Some top websites load up to 90 percent faster without ads, according to Opera senior vice president for engineering Krystian Kolondra.

Put another way, that means adding ads to those sites makes them take ten times longer to load.

That's a big problem for publishers and advertisers, as 40 percent of visitors abandon websites that take more than three seconds to load, according to research by KissMetrics in 2011.

While ad-blocking technology is already available for the major desktop browsers in the form of plug-ins or add-ons, Opera has incorporated it right into the core of the application.

The blocker is turned off by default, but the browser will prompt users to enable it when it detects ads it could have blocked.

The ad-blocking code runs faster natively than it would as an add-on, Kolondra wrote in a blog post about the new browser feature.

How much faster? Well, in tests conducted by Opera, pages took around 45 percent longer to load in Google Chrome with the Adblock Plus extension than they did in the new version of Opera with its built-in ad blocker.

That's an impressive difference, but compared to the up-to-ten-times-longer load time with no ad blocker at all, those interested in ad blocking may not find it significant enough to want to change their browser when they already have, or can easily download, a plug-in.
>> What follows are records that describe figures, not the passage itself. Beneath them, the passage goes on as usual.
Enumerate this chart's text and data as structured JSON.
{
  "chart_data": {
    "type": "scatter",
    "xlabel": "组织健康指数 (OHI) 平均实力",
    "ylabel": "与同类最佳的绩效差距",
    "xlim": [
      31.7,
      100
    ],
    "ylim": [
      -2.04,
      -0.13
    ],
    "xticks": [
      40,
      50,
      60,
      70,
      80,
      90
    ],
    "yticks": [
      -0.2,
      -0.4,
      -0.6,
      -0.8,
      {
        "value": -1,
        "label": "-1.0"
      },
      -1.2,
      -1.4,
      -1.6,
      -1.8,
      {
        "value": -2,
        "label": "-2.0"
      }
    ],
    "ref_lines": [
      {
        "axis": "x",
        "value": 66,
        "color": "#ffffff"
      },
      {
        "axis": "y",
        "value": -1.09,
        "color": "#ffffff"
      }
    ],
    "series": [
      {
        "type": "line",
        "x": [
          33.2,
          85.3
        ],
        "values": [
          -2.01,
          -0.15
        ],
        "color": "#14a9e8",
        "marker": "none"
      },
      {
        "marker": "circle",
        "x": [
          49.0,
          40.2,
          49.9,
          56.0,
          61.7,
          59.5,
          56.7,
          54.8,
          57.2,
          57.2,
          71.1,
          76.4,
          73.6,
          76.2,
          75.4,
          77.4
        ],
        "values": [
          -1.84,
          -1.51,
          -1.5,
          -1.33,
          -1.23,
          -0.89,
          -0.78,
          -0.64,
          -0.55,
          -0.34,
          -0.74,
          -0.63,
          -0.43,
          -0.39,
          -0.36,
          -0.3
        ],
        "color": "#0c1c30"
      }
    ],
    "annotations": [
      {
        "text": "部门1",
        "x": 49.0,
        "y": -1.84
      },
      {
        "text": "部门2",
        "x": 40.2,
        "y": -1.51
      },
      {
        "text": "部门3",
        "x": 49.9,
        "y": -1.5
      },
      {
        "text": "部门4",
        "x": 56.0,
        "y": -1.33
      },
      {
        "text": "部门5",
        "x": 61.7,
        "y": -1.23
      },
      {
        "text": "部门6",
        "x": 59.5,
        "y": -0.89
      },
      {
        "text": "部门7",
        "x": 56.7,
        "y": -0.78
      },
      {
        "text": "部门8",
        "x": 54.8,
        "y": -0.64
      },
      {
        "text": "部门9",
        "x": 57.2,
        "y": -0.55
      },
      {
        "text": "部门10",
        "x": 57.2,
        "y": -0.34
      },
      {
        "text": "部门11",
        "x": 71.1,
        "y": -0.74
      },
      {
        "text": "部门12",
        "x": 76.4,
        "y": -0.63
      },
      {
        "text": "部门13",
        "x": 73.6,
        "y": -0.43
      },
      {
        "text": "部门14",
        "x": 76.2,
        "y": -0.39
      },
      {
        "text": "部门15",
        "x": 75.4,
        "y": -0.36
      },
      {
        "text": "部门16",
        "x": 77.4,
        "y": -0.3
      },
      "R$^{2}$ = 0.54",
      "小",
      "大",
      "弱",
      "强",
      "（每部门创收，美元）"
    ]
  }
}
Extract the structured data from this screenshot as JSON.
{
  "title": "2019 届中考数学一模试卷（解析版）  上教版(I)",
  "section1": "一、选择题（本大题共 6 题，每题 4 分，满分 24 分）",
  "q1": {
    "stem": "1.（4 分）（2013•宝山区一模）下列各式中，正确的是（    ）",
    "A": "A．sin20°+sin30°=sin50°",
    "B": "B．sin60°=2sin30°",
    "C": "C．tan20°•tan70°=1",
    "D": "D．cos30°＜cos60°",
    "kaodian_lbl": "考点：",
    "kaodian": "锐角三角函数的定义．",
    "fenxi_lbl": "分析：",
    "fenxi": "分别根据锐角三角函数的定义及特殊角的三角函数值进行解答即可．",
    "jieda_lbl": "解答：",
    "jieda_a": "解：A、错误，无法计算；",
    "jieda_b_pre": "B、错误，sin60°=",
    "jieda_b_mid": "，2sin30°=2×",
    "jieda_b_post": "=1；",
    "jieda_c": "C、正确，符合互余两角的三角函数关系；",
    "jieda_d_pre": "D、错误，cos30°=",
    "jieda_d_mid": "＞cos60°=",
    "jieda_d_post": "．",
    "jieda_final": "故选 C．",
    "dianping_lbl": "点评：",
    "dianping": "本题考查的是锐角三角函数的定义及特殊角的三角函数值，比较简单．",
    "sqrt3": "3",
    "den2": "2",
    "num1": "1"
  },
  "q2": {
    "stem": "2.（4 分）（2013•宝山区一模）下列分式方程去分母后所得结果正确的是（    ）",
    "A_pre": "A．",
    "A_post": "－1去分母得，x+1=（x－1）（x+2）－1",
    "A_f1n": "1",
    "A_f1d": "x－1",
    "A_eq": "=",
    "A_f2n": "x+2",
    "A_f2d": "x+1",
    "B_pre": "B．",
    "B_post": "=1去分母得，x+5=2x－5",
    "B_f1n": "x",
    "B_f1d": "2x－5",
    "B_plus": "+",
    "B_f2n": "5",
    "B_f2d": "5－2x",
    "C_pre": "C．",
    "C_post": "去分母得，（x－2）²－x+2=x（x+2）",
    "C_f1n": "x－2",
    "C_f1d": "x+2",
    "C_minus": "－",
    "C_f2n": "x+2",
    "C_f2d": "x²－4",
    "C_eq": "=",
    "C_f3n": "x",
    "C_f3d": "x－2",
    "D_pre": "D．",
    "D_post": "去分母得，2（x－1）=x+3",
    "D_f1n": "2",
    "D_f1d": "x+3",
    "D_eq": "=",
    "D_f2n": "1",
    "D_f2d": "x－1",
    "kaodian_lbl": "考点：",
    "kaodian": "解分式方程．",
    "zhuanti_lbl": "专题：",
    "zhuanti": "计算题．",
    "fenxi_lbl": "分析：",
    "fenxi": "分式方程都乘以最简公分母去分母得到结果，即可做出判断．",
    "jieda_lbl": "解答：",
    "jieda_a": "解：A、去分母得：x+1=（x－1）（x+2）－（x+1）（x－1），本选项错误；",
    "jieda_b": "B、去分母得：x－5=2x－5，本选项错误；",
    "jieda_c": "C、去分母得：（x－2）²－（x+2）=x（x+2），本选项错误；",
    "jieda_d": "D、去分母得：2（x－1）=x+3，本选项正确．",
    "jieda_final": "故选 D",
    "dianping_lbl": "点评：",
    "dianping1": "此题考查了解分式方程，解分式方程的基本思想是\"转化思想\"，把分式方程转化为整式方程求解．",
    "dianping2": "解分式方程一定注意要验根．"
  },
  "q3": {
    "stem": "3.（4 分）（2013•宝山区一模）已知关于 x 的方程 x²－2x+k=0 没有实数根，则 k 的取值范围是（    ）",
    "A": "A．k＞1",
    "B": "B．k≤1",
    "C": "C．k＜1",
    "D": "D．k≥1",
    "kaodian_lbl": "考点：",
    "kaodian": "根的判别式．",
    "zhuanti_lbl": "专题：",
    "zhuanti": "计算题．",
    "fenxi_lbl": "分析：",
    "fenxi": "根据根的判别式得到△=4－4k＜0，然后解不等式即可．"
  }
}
When it comes to deciding which ads to block, Opera isn't reinventing the wheel: It's using the same blacklist as the browser extension Adblock Plus, EasyList.

Unlike Adblock Plus, the Opera browser doesn't use a whitelist of acceptable ads, because it starts off with ads enabled for each site. It's only once the user has decided that ads on a given site are unacceptable and clicked on a button in the toolbar that they are blocked.